Wednesday, February 4, 2026

 

—IS THERE ROOM ON YOUR SHOULDERS?

 

The Upside

At least I didn’t find you. 

At least I loaned you that chunk of money the first time (though not the second). 

At least we were best friends going on 16 years. 

At least you got to call me a Dick and we both got a jolly laugh out of that. 

At least no one got hurt (until they did).

At least we bought each other’s books (and drinks). 

At least we knew who the frauds and wolves were among us.

At least you knew how much I loved you. 

At least one of us is still alive to write this.   

Monday, February 2, 2026

 


—FLY ROBIN, FLY


Hollow

We were going to live forever, your blind cats too, that was the plan, but every bottle had a hole in it, every glass a crack that leaked, and the riverbeds were dry and the sun thirsted like an iguana in the desert, and you kept saying, Give me one more weekGive me one more week, until forever fell apart, leaving us both bone dry and broken, two empties made of hollow glass.

Friday, January 30, 2026


 

     Karen Stefano passed away last weekend. Some of you who come here knew her. She was one of my very best friends and favorite people. I loved making her laugh. 

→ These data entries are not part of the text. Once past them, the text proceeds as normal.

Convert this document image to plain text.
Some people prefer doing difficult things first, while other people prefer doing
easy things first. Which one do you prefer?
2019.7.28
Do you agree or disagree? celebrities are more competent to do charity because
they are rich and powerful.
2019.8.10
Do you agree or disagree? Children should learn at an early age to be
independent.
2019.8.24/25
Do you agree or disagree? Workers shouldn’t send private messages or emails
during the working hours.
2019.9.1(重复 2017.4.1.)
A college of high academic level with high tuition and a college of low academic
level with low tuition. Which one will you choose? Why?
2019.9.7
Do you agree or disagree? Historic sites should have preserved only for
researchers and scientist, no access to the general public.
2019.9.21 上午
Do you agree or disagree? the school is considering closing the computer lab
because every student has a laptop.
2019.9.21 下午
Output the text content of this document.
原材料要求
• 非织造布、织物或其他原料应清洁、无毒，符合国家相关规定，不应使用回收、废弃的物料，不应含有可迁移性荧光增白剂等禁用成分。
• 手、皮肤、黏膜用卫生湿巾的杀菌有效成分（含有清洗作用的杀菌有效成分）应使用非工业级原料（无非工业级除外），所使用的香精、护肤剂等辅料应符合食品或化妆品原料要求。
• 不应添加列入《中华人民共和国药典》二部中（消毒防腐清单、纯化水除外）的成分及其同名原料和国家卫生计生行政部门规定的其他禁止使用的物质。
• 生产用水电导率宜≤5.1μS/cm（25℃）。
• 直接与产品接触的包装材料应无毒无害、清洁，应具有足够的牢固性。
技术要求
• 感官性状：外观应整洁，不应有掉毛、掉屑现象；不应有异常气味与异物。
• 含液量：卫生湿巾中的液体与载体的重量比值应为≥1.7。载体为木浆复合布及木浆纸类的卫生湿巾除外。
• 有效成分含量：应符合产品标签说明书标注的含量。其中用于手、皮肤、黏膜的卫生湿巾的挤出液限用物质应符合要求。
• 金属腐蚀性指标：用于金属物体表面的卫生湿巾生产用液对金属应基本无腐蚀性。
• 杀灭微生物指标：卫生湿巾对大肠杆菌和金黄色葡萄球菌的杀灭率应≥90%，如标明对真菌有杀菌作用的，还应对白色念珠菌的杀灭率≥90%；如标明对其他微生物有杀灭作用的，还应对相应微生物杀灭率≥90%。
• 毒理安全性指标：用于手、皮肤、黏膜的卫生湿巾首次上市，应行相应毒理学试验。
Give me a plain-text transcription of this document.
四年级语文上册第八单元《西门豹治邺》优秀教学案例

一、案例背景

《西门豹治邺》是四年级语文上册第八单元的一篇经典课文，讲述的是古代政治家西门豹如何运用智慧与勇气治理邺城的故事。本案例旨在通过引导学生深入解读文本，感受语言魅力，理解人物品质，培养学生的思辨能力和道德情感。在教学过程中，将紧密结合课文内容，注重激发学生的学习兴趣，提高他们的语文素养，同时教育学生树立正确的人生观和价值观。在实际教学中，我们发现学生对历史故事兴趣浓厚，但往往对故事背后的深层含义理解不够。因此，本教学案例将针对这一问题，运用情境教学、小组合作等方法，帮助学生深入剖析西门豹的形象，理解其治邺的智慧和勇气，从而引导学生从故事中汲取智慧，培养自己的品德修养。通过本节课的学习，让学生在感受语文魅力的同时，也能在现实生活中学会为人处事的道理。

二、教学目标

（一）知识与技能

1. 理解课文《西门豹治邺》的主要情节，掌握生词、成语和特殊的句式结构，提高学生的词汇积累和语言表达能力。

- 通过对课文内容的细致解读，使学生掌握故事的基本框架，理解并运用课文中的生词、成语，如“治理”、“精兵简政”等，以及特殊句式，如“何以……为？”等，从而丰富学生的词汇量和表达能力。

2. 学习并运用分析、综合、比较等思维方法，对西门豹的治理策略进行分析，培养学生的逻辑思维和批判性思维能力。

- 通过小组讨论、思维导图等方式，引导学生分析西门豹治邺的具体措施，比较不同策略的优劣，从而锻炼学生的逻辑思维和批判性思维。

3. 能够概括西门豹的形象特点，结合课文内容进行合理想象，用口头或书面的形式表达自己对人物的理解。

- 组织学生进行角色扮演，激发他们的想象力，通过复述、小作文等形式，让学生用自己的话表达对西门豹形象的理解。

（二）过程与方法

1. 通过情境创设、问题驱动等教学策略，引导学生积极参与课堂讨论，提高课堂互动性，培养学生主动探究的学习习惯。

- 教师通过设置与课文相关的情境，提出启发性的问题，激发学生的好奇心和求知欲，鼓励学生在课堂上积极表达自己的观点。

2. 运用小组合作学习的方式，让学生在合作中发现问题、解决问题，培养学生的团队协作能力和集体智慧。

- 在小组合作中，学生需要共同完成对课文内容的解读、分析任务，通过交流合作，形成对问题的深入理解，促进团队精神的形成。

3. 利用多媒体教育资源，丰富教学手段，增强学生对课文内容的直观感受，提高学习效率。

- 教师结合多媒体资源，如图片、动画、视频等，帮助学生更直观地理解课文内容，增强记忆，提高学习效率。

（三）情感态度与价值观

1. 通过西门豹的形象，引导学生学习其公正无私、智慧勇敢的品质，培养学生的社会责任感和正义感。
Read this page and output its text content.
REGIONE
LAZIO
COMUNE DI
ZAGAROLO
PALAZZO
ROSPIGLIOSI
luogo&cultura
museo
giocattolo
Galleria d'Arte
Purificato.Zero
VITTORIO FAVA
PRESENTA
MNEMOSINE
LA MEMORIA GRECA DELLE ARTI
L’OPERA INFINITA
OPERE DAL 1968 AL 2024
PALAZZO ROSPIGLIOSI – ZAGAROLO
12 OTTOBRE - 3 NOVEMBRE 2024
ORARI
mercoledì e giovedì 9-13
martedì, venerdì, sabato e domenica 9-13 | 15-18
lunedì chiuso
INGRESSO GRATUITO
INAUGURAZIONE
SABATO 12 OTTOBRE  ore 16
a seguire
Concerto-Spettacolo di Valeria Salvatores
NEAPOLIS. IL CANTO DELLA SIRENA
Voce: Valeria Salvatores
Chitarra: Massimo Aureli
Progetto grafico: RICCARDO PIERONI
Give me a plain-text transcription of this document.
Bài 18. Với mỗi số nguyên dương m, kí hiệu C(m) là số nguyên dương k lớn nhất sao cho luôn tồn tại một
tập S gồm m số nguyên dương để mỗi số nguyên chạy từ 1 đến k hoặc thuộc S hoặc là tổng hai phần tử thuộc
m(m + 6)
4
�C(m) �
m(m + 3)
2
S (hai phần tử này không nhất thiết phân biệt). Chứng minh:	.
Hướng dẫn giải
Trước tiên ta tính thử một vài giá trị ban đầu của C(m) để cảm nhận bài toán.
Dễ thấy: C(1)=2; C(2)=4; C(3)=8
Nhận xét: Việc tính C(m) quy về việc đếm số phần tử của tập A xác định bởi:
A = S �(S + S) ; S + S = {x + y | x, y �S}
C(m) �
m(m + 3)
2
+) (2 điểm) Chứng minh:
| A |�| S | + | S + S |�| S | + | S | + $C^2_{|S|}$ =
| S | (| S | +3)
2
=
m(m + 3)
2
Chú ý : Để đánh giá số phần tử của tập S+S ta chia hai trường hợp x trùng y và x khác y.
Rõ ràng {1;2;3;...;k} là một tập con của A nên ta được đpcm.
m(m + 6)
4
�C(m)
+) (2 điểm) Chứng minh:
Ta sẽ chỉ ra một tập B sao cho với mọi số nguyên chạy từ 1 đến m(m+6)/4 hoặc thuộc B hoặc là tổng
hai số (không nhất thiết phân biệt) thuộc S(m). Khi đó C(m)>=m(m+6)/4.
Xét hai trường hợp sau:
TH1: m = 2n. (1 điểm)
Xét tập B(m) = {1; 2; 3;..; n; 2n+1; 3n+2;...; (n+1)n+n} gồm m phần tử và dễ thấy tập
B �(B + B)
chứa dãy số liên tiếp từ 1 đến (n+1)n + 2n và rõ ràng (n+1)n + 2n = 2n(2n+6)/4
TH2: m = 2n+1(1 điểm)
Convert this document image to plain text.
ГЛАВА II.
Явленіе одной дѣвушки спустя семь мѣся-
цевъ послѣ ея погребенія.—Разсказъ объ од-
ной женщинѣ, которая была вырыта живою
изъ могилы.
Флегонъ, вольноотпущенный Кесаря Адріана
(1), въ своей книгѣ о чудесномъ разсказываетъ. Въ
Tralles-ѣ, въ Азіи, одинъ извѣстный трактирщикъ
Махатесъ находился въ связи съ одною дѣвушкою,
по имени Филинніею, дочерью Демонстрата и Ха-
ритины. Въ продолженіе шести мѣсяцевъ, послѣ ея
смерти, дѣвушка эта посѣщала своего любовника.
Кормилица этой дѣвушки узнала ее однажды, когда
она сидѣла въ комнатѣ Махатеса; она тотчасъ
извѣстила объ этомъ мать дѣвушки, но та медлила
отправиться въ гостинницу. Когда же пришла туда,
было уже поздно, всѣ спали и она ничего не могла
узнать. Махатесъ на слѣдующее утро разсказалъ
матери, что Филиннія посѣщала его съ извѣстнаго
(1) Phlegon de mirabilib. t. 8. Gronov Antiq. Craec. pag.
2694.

     She was a writer and ran one of the first podcasts highlighting authors from the indie world. 

      A former San Diego prosecutor who earned a judgeship, she was a badass, so smart and bright, sarcastic and funny as hell, but she was also incredibly kind, fiercely loyal and one of the best listeners I’ve ever met. 

     There’s obviously much more I could say about Karen and even writing this was a challenge. I’m still crushed beyond measure but just wanted to let those know who need to. I’m unsure what her relatives have planned, but I can give you details once I learn them.